- Location: Rot am See, Baden-Württemberg, Germany
- Date: 24 January 2020 12:45 pm (UTC+01:00)
- Attack type: Mass shooting, familicide
- Weapons: 9mm Walther Q5 Match Champion semi-automatic pistol
- Deaths: 6
- Injured: 2
- Perpetrator: Adrian Schurr
- Motive: Unknown, possibly an inheritance dispute

= 2020 Rot am See shooting =

Mass shooting in Rot am See, Germany

On 24 January 2020, six people were killed and two others were wounded in a mass shooting in Rot am See, Germany. One suspect, a 26-year-old German citizen, was arrested after reporting himself to the police.

==Shooting==
The shooting occurred in a restaurant located next to the train station. The motive is suspected to be a family dispute. Three men and three women were killed, aged from 36 to 69. The victims were family members of the shooter, including his parents. The shooting happened around 12:45 local time (11:45 UTC). German authorities on Saturday increased their investigation into the motivation behind the shooting. Criminologist and criminal psychologist Rudolf Egg said that the shooter acted impulsively and explosively, ruling out the possibility that the attack was premeditated. The shooter had no prior criminal record. The shooter accused his mother of trying to "poison him with female hormones" and said that she "destroyed his life". There was no evidence supporting the shooter's claims. The shooter also claimed that his mother verbally abused him as a child and resented him for being born male since she wanted a second daughter instead.

===Victims===
Three of the victims killed were men aged 36, 65 and 69, while the three others were women aged 36, 56 and 62. The police confirmed that two of the deceased were the suspect's parents.

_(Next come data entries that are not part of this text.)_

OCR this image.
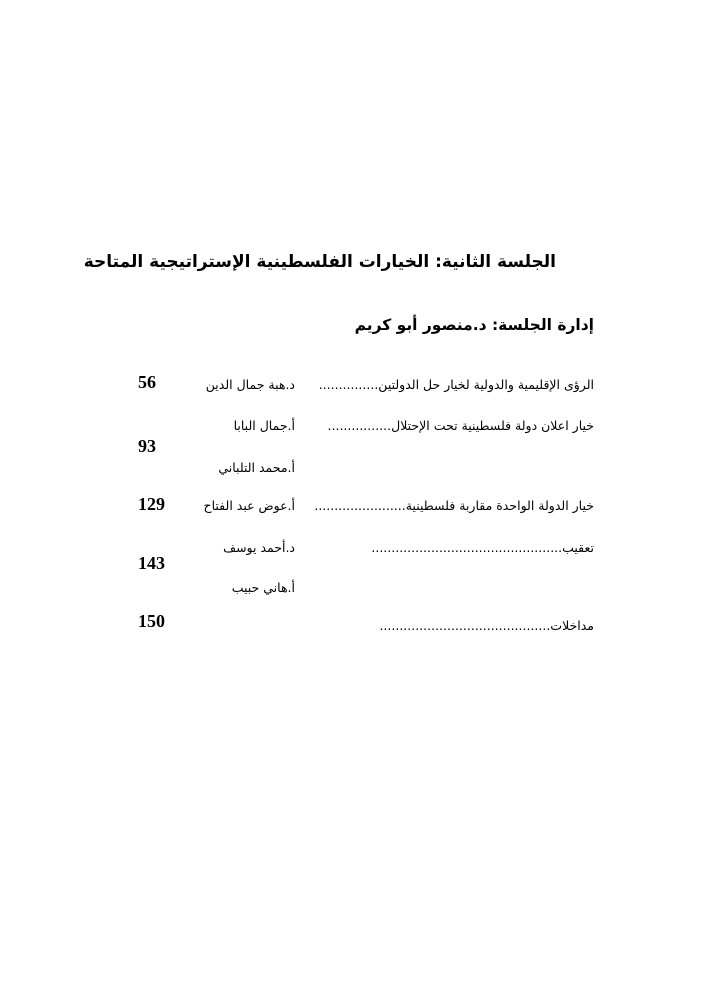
الجلسة الثانية: الخيارات الفلسطينية الإستراتيجية المتاحة
إدارة الجلسة: د.منصور أبو كريم
الرؤى الإقليمية والدولية لخيار حل الدولتين...............
د.هبة جمال الدين
56
خيار اعلان دولة فلسطينية تحت الإحتلال................
أ.جمال البابا
93
أ.محمد التلباني
خيار الدولة الواحدة مقاربة فلسطينية.......................
أ.عوض عبد الفتاح
129
تعقيب................................................
د.أحمد يوسف
143
أ.هاني حبيب
مداخلات...........................................
150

Two other victims were alive and being treated in a local hospital, one with life-threatening injuries. Two people were found inside the house, and four people in front of it. The two injured victims were a man and a woman, whom the authorities said were "not locals." Officials were trying to determine what relationship they might have had to the suspect.

On the Saturday night after, citizens of Rot am See placed memorial candles for the victims in the place.

== Aftermath ==
The shooter was sentenced to 15 years in prison and placement in a psychiatric hospital.